There is a geometrical interpretation for the determinant. In addition to the interpretation in the another answer, yet another appealing one related to the determinant is its interpretation as the volume of a $N$ dimensional parallelopipped. This is more expressed in 3-Dimensions. If you take $3$ vectors in 3-D, they may or may not form the corners of a parallelopipped, if you take the determinant of a matrix with this 3 vectors as the columns (or rows), if the determinant is zero, it means, they don't form a parallelopipped together, if it is non-zero, it means, they indeed form the 3 edges of a parallelopipped with the volume given by the determinant. The sign of the value of determinant gives a kind of information on the orientation of this body.

Answer 3

Another way of putting it:

If you take $2$ vectors in $2D$ space, you can show that the area of the parallelogram formed is simply the determinant of the matrix formed by those two vectors. This is a general result for $n$-dimensions - the determinant of a matrix is the volume of the $n$-parallelogram formed by the rows of the matrix.

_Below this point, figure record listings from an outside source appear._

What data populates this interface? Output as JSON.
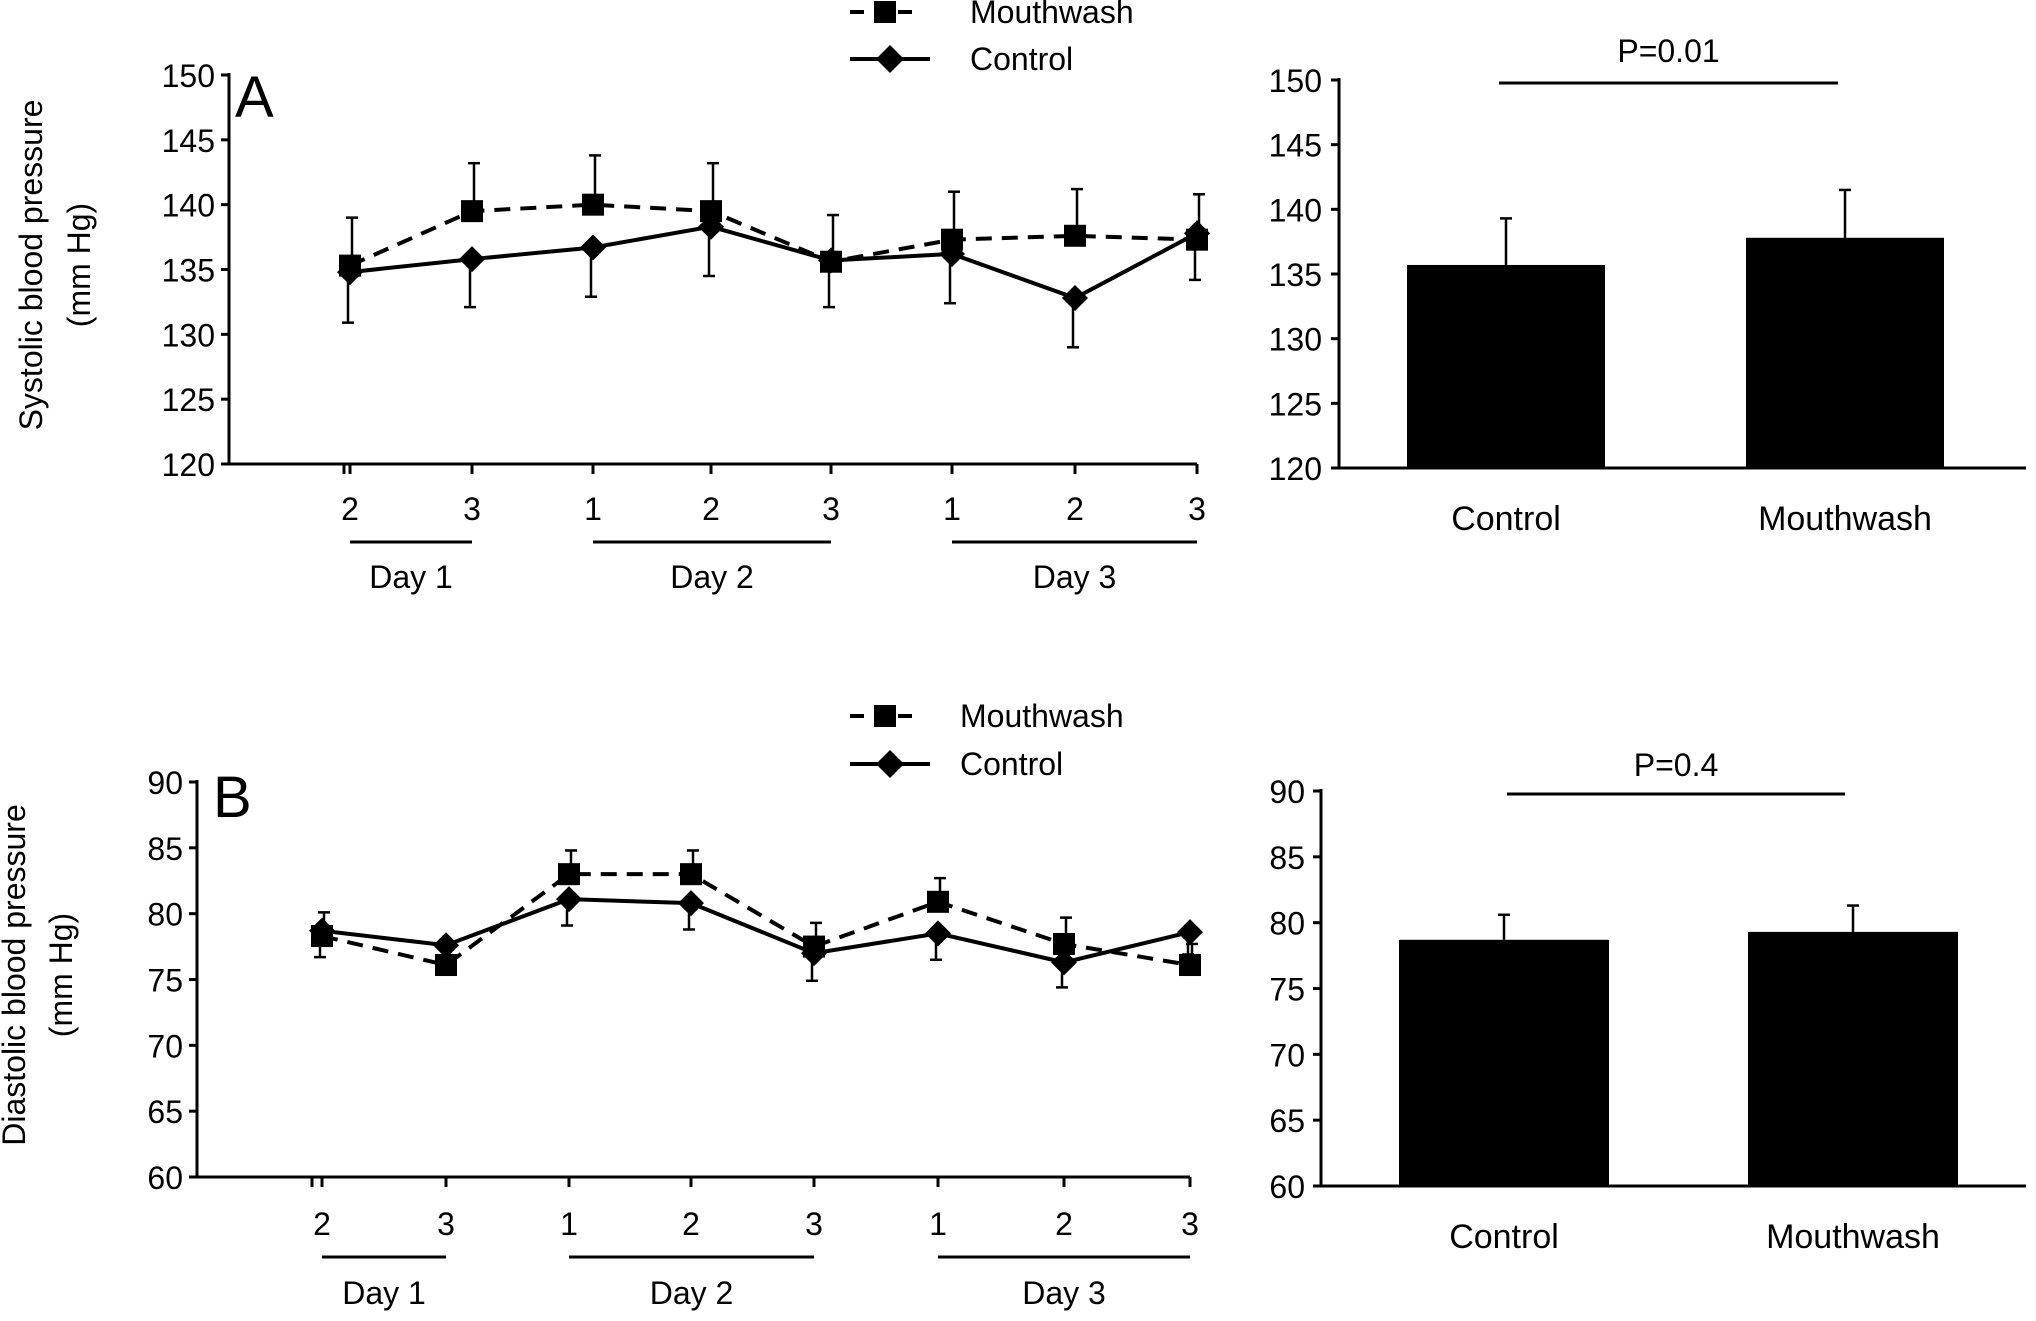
{
  "chart_data": [
    {
      "panel_label": "A",
      "type": "line",
      "ylabel": "Systolic blood pressure",
      "ylabel_unit": "(mm Hg)",
      "ylim": [
        120,
        150
      ],
      "yticks": [
        120,
        125,
        130,
        135,
        140,
        145,
        150
      ],
      "x_ticks": [
        "2",
        "3",
        "1",
        "2",
        "3",
        "1",
        "2",
        "3"
      ],
      "day_groups": [
        {
          "label": "Day 1",
          "from": 0,
          "to": 1
        },
        {
          "label": "Day 2",
          "from": 2,
          "to": 4
        },
        {
          "label": "Day 3",
          "from": 5,
          "to": 7
        }
      ],
      "legend": [
        "Mouthwash",
        "Control"
      ],
      "series": [
        {
          "name": "Mouthwash",
          "style": "dashed",
          "marker": "square",
          "values": [
            135.3,
            139.5,
            140.0,
            139.5,
            135.6,
            137.3,
            137.6,
            137.3
          ],
          "errors": [
            3.7,
            3.7,
            3.8,
            3.7,
            3.6,
            3.7,
            3.6,
            3.5
          ]
        },
        {
          "name": "Control",
          "style": "solid",
          "marker": "diamond",
          "values": [
            134.8,
            135.8,
            136.7,
            138.3,
            135.7,
            136.2,
            132.8,
            137.8
          ],
          "errors": [
            3.9,
            3.7,
            3.8,
            3.8,
            3.6,
            3.8,
            3.8,
            3.6
          ]
        }
      ]
    },
    {
      "type": "bar",
      "ylim": [
        120,
        150
      ],
      "yticks": [
        120,
        125,
        130,
        135,
        140,
        145,
        150
      ],
      "categories": [
        "Control",
        "Mouthwash"
      ],
      "values": [
        135.7,
        137.8
      ],
      "errors": [
        3.6,
        3.7
      ],
      "annotation": "P=0.01"
    },
    {
      "panel_label": "B",
      "type": "line",
      "ylabel": "Diastolic blood pressure",
      "ylabel_unit": "(mm Hg)",
      "ylim": [
        60,
        90
      ],
      "yticks": [
        60,
        65,
        70,
        75,
        80,
        85,
        90
      ],
      "x_ticks": [
        "2",
        "3",
        "1",
        "2",
        "3",
        "1",
        "2",
        "3"
      ],
      "day_groups": [
        {
          "label": "Day 1",
          "from": 0,
          "to": 1
        },
        {
          "label": "Day 2",
          "from": 2,
          "to": 4
        },
        {
          "label": "Day 3",
          "from": 5,
          "to": 7
        }
      ],
      "legend": [
        "Mouthwash",
        "Control"
      ],
      "series": [
        {
          "name": "Mouthwash",
          "style": "dashed",
          "marker": "square",
          "values": [
            78.3,
            76.1,
            83.0,
            83.0,
            77.5,
            80.9,
            77.7,
            76.1
          ],
          "errors": [
            1.8,
            1.6,
            1.8,
            1.8,
            1.8,
            1.8,
            2.0,
            1.6
          ]
        },
        {
          "name": "Control",
          "style": "solid",
          "marker": "diamond",
          "values": [
            78.7,
            77.6,
            81.1,
            80.8,
            77.0,
            78.5,
            76.3,
            78.6
          ],
          "errors": [
            2.0,
            1.6,
            2.0,
            2.0,
            2.1,
            2.0,
            1.9,
            1.7
          ]
        }
      ]
    },
    {
      "type": "bar",
      "ylim": [
        60,
        90
      ],
      "yticks": [
        60,
        65,
        70,
        75,
        80,
        85,
        90
      ],
      "categories": [
        "Control",
        "Mouthwash"
      ],
      "values": [
        78.7,
        79.3
      ],
      "errors": [
        1.9,
        2.0
      ],
      "annotation": "P=0.4"
    }
  ]
}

If the determinant is zero, this means the volume is zero. This can only happen when one of the vectors "overlaps" one of the others or more formally, when two of the vectors or linearly dependent.

Answer 4

Let $A$ be a matrix.

Then, $$A^{-1} = \dfrac{1}{detA} adjA$$

Hence, if determinant is zero, Inverse doesn't exist for that matrix.

Answer 5

For an $n\times n$ matrix, each of the following is equivalent to the condition of the matrix having determinant $0$:

• The columns of the matrix are dependent vectors in $\mathbb R^n$

• The rows of the matrix are dependent vectors in $\mathbb R^n$

• The matrix is not invertible.

• The volume of the parallelepiped determined by the column vectors of the matrix is $0$.

• The volume of the parallelepiped determined by the row vectors of the matrix is $0$.

• The system of homogenous linear equations represented by the matrix has a non-trivial solution.

• The determinant of the linear transformation determined by the matrix is $0$.

• The free coefficient in the characteristic polynomial of the matrix is $0$.

Depending on the definition of the determinant you saw, proving each equivalence can be more or less hard.

Answer 6

The determinant of a matrix is the oriented volume of the image of the unit cube. If it is zero, the unit cube gets mapped inside of a plane and has volume zero.

Answer 7

When you think a matrix as transformation, the determinant is the area(or volume in higher dimension) made by basis after transformation. This type of thinking will give you visual aid. For example for $n=3$, determinant of a matrix equals zero means, the map by that matrix transforms a plane into a line(the area made by the basis in transformed plane is zero). The idea can be generalized for higher dimension.

Note that, it is not possible to map back a line to a plane. So, inverse of a matrix, which has determinant zero, doesn't exists.

Answer 8

Take a 2 x 2 matrix, call it A, plot that in a coordinate system.

A= [[2,1],[4,2]] . --> Numpy notation of a matrix

Following two vectors are written from A

x=[2,4]

y=[1,2]

If you plot that, you can see that they are in the same span. That means x and y vectors do not form an area. Hence, the det(A) is zero. Det refers to the area formed by the vectors.

Answer 9

From Gaussian elimination perspective: For any matrix, there are elementary matrices $E_r,...,E_1$ corresponding to some elemantary row operations such that $$E_r...E_1A=A_{red}$$ where $A_{red}$ is the reduced row echelon form or simply the reduced form of the matrix.

If $A$ is square matrix and the determinant of $A$ is zero, then:

1. $A_{red}$ has at least one zero row (at the bottom).
2. The determinant of $A_{red}$ is zero.
3. The number of pivots in $A_{red}$ is less than the number of rows of $A$.

Answer 10

For me, this is the most intuitive video on the web that explains determinants, and everyone who wants a deep and visual understanding of this topic should watch it:

The determinant by 3Blue1Brown

The whole playlist is available at this link:

Essence of linear algebra by 3Blue1Brown

The crucial part of the series is "Linear transformations and matrices". If you understand that well, everything else will be like a piece of cake. Literally: plain English + visual.